Perfect For: Adventurous Eating Eating At The Bar Impressing Out of Towners Lads Night
PHOTOS: Karolina Wiercigroch

We all know that sequels are rarely as good as the original. It’s true for movies, and it’s even true for restaurants. But it is possible for a follow up to outshine the first, and that’s certainly true for Temper City, the sequel to the Soho location.

Though it didn’t open too long ago, the first Temper in Soho is already something of a cult restaurant.

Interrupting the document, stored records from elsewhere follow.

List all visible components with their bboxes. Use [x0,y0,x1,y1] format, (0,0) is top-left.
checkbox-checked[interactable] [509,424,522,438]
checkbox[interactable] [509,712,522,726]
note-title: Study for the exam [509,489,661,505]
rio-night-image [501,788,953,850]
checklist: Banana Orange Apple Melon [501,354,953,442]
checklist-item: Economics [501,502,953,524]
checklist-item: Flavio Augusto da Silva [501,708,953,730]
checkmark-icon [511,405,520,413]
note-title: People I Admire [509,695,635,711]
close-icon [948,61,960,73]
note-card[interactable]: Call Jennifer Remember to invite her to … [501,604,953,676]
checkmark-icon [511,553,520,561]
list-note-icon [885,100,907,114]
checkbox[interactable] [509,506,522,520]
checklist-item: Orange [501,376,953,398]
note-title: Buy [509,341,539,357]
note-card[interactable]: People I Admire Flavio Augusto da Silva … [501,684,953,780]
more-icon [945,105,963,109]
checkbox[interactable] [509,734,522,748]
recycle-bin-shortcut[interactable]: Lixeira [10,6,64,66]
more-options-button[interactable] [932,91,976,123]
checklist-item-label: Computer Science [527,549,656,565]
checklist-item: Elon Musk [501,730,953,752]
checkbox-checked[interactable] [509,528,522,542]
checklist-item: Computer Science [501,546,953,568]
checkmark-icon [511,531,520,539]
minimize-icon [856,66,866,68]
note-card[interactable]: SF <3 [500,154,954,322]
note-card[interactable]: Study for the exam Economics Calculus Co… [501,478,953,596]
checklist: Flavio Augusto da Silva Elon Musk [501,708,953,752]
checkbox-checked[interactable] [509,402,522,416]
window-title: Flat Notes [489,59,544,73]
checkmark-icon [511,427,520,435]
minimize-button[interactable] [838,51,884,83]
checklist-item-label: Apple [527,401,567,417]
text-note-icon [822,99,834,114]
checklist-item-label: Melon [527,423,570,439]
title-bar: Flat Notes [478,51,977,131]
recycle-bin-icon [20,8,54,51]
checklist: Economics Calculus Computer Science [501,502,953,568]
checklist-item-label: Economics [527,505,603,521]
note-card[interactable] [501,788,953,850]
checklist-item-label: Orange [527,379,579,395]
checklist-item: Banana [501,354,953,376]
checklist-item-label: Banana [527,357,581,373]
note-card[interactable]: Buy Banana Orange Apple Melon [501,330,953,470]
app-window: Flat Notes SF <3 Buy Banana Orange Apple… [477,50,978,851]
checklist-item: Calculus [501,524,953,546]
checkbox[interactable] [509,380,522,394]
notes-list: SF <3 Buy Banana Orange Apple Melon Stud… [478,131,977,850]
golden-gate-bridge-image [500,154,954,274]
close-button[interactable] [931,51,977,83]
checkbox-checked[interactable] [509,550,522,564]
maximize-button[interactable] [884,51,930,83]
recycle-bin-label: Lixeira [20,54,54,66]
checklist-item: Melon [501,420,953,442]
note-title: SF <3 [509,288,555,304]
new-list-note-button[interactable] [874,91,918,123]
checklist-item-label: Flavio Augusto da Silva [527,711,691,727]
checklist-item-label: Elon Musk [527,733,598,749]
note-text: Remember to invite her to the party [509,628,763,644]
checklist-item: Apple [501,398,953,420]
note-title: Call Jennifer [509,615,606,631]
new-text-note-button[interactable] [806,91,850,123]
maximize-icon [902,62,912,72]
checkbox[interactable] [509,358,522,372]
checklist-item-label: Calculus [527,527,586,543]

It’s a unique place with an open-fire barbecue in the middle of what’s otherwise a smart-looking brasserie, and it’s one of the spots you’d go to if you wanted to eat a lot of red meat, drink irresponsibly, and generally do some real damage to your body. At Temper City, the food’s even more exciting, the music’s even louder, and any reservations we had about the Soho location have been taken care of.

While the original focuses on tacos and you can find a loose Mexican influence throughout, at Temper City, curry is the starting point. That doesn’t mean you’ll be able to order a tikka masala - ‘curry’ here just means anything from a green masala-spiced fish, to a Caribbean lamb and scotch bonnet stew that’ll make every neuron in your face light up like a pinball machine. While you’ll eat tortillas with your food at the original establishment, at Temper City, your rip and dip weapon is a paratha. And though the mains are good, the starters are even better - there’s a spicy Korean ‘haggis’ that’s spooned into lettuce leaves ssam-style, and a crunchy samphire and squid pakora that you’ll want to split between a few friends.

Karolina Wiercigroch

Speaking of sharing, a meal at Temper City works best if you show up with a group and order as many plates as you can muster. And feel free to roll deep here, because the space is very large - a big improvement over the basement space of the original. As well as being a more natural setting for barbecue, it’s a lot more comfortable than the Soho restaurant. By the time you’re onto your third G&T and the chorus for ‘Africa’ comes blasting over the speakers, you’ll be feeling pretty damn fine.

So can a sequel be better? If Temper City is anything to go by, then the answer’s yes. Even on its own merit, a meal here is one of the most exciting you can have in town, and that it exists in the soulless Square Mile automatically makes it one of the best options in the area. Trilogies are a risky business, so we won’t hold our breath for a third location, but it’s always a possibility.

Food Rundown

Squid And Samphire Pakora

Like a yak in a negligee, this tangled mass of deep-fried samphire and cephalopod is both ugly and beautiful, and tastes fantastic. Get it to share, but sneak extra forkfuls when no one’s looking.

Karolina Wiercigroch
Korean Haggis

We don’t know exactly what makes this a ‘haggis’, but essentially it’s a spicy Korean tartare you spoon onto lettuce and eat like a taco. The flavours of the ‘haggis’ really pop, and balance nicely with the crunchy veg.

Lamb Skewers With Kimchi

Another must-order. There’s a perfect balance of fat and meat on each skewer, and the kimchi sauce isn’t shy. Though it’ll be bit pricey, aim for one skewer each - it’s a small price to pay to stop your friends stabbing each other with sharp metal things.

Karolina Wiercigroch
Lamb Scotch Bonnet And Pepper Stew

Each of the main dishes comes on an Indian-style thali plate with a paratha, pickles, and sauces. You’ll need that bread to mop up the gravy in this phenomenal stew.

Crispy Egg With Katsu

The crispy egg’s tasty, but here it’s all about the sauce. Ask for some extra bread.

Karolina Wiercigroch
Dry Goat Plate

A fragrant dish of goat that’s a little bit sweet, and which tastes even better when you fold it between a paratha and douse the whole thing with chillies and yoghurt.

Karolina Wiercigroch
Green Curry Spiced Fish

A good fish plate, and one we endorse if you like eating things that come from the sea. At least one person at your table should be half-competent with a knife though, as you’ll need to fillet it yourself.